Despite constant losses from accident, inferior workmanship, poor maintenance, and difficult harbours, the navy grew swiftly, with 34 ships of the line mounting between 46 and 96 cannon, 15 frigates, 4 prams, 10 snows, and almost 100 smaller vessels and galleys deploying 2,226 cannon with crews and troops totalling 28,000 men by 1724. Ship names reflected victories and territorial gains:
Exceeding 174,000 men by 1711 and totalling almost 304,000 in 1725, the armed forces engulfed 90 per cent of the state budget in the former year and still 73 per cent in the latter, a time of peace. Service was essentially lifelong for officers and enlisted men alike. Military service enshrined the principle of merit as explicated in the Table of Ranks, the system of fourteen grades (thirteen in practice) applied to all three branches of state service—military, civil, and court. Military ranks enjoyed preference over civil, and all thirteen in the military conferred noble status as opposed to only the top eight in the civil service. Squabbles over precedence and place-seeking did not end, however; the concept of merit involved ambiguous notions of time in grade, individual achievement, education, and potential. Predictably, the great majority of officers came from noble backgrounds, and the two guards regiments constituted specially privileged preserves. An exception was Alexander Menshikov’s Ingermanlandskii Regiment, a unit close in status to the two guards regiments with the highest proportion of non-noble officers (18 of 56).

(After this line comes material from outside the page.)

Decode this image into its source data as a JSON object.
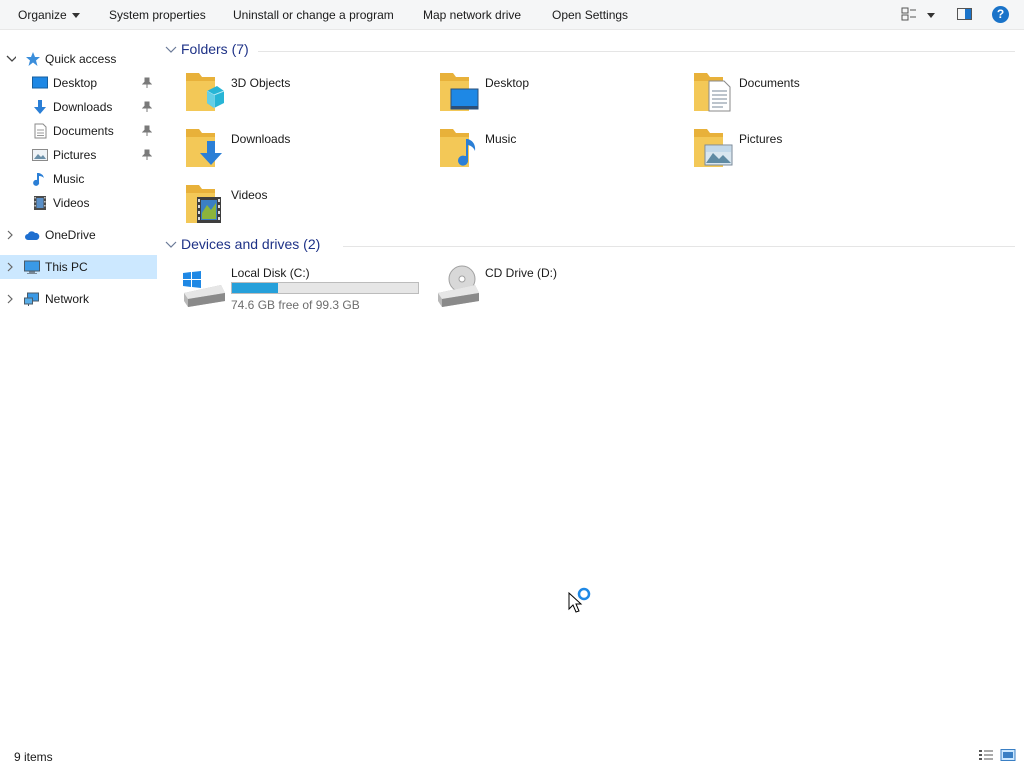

Menshikov, longtime crony of the tsar and energetic soldier-administrator-entrepreneur, came from dubious origins and fabricated a fanciful noble genealogy. Unable to write more than his name, he was promoted to aristocratic rank (Peter obtained for him the honorific title of prince of the Holy Roman Empire) and busily accumulated immense wealth. Having already abolished the rank of boyar and aware that Russian noble titles were devalued by the practice of equal inheritance, Peter introduced two European titles, count and baron, but conferred them infrequently and only for meritorious service. Baron Peter Shafirov, for example, gained his title in 1710; Baron Andrei Osterman obtained his in 1721 for negotiating peace with Sweden.
State service proved burdensome for nobles and their families, as Peter strove to ensure that military service take precedence over civil and that young noblemen fulfil their service obligations. When established in 1711, the Senate was ordered to hunt down and register noble boys as young as 10 so that they could be sent to school before beginning service at 15. Relatives were to denounce those in hiding; in 1722 such youths were outlawed as if bandits. But enforcing these prescriptions in distant provinces was problematical at best; towards the end of Peter’s reign, Ivan Pososhkov decried the ease with which provincial nobles evaded service and concealed fugitives. Efforts to recover deserters oscillated between blandishments and threats, neither achieving much success.
The peasantry furnished the bulk of all recruits, whether for the armed forces, the ‘manufactories’, naval yards, or construction sites. They also provided most of the tax revenues. To guarantee the flow of revenue for the armed forces, the country was divided into huge provinces each of which was to support different regiments. Continual mobilization peaked in the Swedish invasion of 1708–9, by which time the central government had largely disintegrated. The country consisted of satrapies like Ingermanland presided over by Menshikov in St Petersburg; virtually all Peter’s energies focused on the showdown with Sweden.